After more than a year and a half, it has become clear that the COVID-19 pandemic has changed the way we live forever, from our work arrangements to our recreational activities to our social lives. This new reality poses a number of unique challenges for all of us. Deep breathing is very helpful in slowing down the nervous system, says Dr. Henry Emmons, a Minneapolis psychiatrist and author of The Chemistry of Calm.
If anxious thoughts are still hanging around, try this alternative strategy, he suggests. First, exhale completely, then inhale deeply. On the next exhalation, gently place an index finger against your right nostril to close it. Inhale using only the left nostril.

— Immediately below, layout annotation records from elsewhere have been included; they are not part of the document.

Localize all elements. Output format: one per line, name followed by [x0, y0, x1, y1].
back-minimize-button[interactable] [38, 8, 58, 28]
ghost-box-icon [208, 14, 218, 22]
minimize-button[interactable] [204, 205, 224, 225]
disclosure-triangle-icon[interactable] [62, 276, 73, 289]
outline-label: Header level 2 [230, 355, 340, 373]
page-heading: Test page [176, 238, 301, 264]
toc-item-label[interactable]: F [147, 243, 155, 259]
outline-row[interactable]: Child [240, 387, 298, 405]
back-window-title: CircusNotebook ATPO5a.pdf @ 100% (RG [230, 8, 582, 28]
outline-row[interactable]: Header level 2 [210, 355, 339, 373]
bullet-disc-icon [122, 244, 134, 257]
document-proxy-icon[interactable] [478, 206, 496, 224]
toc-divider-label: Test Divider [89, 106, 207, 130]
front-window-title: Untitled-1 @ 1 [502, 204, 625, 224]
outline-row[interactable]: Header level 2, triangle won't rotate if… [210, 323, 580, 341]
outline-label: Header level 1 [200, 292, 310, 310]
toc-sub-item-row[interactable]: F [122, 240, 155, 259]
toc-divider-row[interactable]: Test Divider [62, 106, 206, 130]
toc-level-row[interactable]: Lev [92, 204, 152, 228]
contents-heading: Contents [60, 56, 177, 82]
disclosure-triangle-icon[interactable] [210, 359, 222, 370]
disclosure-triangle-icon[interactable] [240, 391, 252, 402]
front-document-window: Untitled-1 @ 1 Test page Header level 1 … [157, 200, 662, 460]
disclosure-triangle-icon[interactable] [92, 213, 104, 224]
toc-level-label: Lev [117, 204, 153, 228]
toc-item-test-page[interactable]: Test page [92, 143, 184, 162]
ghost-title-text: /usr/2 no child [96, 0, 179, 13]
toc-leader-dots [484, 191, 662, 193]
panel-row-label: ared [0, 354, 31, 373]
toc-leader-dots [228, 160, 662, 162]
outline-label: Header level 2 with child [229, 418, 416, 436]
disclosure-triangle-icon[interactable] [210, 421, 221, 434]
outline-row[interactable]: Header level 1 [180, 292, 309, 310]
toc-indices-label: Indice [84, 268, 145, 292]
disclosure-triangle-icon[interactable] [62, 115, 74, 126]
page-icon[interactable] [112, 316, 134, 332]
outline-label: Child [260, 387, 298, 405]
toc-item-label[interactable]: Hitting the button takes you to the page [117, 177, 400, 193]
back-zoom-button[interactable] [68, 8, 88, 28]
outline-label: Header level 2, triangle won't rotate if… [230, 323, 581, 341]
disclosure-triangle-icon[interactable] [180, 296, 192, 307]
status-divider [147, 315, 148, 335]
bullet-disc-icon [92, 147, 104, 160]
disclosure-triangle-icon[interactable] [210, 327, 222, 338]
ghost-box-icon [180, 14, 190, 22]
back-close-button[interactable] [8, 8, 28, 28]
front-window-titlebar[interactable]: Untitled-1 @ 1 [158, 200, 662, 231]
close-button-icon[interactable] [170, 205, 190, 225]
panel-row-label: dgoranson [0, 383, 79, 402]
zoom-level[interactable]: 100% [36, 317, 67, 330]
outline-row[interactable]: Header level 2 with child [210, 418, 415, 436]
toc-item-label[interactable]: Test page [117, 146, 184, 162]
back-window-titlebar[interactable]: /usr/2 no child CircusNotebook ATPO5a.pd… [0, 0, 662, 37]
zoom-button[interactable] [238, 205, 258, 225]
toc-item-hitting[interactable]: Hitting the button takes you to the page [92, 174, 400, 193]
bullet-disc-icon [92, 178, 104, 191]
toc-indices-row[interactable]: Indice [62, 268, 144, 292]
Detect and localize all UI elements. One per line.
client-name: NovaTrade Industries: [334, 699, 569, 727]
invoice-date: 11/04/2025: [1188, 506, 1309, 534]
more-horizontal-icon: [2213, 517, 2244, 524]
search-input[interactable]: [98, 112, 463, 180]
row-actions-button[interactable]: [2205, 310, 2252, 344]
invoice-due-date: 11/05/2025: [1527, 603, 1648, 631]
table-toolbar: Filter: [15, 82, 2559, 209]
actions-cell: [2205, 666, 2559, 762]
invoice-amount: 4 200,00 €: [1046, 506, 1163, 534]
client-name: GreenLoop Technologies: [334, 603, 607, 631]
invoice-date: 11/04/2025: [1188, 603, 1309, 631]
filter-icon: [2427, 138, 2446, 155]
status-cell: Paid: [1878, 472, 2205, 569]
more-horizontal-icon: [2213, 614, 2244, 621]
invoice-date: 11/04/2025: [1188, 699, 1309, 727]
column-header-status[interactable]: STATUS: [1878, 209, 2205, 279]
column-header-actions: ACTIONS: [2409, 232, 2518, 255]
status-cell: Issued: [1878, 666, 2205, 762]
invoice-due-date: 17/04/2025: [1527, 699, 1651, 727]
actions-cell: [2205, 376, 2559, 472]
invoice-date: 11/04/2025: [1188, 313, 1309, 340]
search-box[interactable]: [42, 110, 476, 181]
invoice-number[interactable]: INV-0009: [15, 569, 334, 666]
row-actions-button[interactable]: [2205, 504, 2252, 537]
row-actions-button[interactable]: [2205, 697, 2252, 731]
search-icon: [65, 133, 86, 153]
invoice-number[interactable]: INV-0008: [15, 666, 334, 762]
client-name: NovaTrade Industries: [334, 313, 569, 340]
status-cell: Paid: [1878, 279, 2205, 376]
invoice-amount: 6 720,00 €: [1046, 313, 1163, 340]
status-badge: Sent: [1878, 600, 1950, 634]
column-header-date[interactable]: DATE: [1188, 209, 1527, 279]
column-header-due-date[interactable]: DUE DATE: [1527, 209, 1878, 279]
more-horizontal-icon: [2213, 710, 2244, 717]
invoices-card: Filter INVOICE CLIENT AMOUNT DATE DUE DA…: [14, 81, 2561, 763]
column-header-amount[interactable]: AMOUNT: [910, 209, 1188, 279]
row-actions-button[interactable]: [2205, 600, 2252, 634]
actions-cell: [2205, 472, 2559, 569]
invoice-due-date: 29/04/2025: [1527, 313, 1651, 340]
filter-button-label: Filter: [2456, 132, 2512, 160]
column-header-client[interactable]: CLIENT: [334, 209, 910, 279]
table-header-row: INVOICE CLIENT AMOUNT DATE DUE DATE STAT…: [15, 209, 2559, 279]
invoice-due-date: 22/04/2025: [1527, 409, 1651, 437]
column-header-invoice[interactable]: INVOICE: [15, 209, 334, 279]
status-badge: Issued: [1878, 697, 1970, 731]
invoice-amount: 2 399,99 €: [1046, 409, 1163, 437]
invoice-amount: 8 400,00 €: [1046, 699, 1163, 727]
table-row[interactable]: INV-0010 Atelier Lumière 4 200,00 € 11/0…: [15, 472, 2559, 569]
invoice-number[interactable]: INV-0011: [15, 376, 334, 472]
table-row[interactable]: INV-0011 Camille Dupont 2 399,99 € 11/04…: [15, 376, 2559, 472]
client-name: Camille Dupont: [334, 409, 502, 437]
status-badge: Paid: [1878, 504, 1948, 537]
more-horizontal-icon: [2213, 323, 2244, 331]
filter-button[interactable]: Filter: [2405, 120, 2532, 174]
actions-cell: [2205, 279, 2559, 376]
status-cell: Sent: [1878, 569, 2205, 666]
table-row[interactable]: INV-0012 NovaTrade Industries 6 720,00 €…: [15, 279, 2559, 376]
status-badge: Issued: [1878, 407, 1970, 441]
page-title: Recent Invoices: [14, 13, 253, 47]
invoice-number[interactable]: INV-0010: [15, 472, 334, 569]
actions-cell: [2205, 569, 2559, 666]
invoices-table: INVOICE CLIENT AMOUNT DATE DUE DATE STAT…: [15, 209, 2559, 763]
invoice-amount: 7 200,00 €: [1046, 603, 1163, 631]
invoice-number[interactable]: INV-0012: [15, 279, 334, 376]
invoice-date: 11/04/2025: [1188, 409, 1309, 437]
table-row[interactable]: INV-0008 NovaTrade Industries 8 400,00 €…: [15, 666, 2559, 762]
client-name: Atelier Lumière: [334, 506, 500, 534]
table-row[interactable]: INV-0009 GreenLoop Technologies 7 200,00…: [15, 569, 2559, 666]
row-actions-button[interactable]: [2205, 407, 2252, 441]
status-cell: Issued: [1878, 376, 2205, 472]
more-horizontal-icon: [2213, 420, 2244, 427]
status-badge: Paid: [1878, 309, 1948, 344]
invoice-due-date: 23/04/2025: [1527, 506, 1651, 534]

Then move your index finger to the left nostril to close it, and exhale only through the open right nostril. Continue alternating sides and repeat for 15 rounds. Listening carefully is another way to immerse yourself in the present moment and let go of persistent worries and stress, says Dr. Take a few seconds and sit back, truly listening to all the sounds around you, even if they're just the buzzing of a ceiling fan or the dog's panting at your feet.
Try to integrate it into your day as small 10-second breaks. The more you do this, the more common it becomes, Emmons says. While undertaking a full workout is useful for taking care of yourself, sometimes all you need is to simply change your body position for about 15 to 30 seconds to start over, Emmons says. When you make a conscious and physical change, such as standing up and stretching, your mind recognizes the change and responds in a beneficial way.
Consider it a little break for both mind and body. Try standing up and stretching your arms above your head, bending down to touch your toes, or sitting on the floor with your legs crossed to stretch your hips. Self-care, as the name suggests, is about taking care of yourself to ensure that your physical and emotional needs are met. All the stress-relieving activities in the world won't do any good if you don't take care of yourself.
Meditation won't do you any good if you don't get enough sleep. In fact, when you try to meditate, you might fall asleep because you don't take care of your body's sleep needs.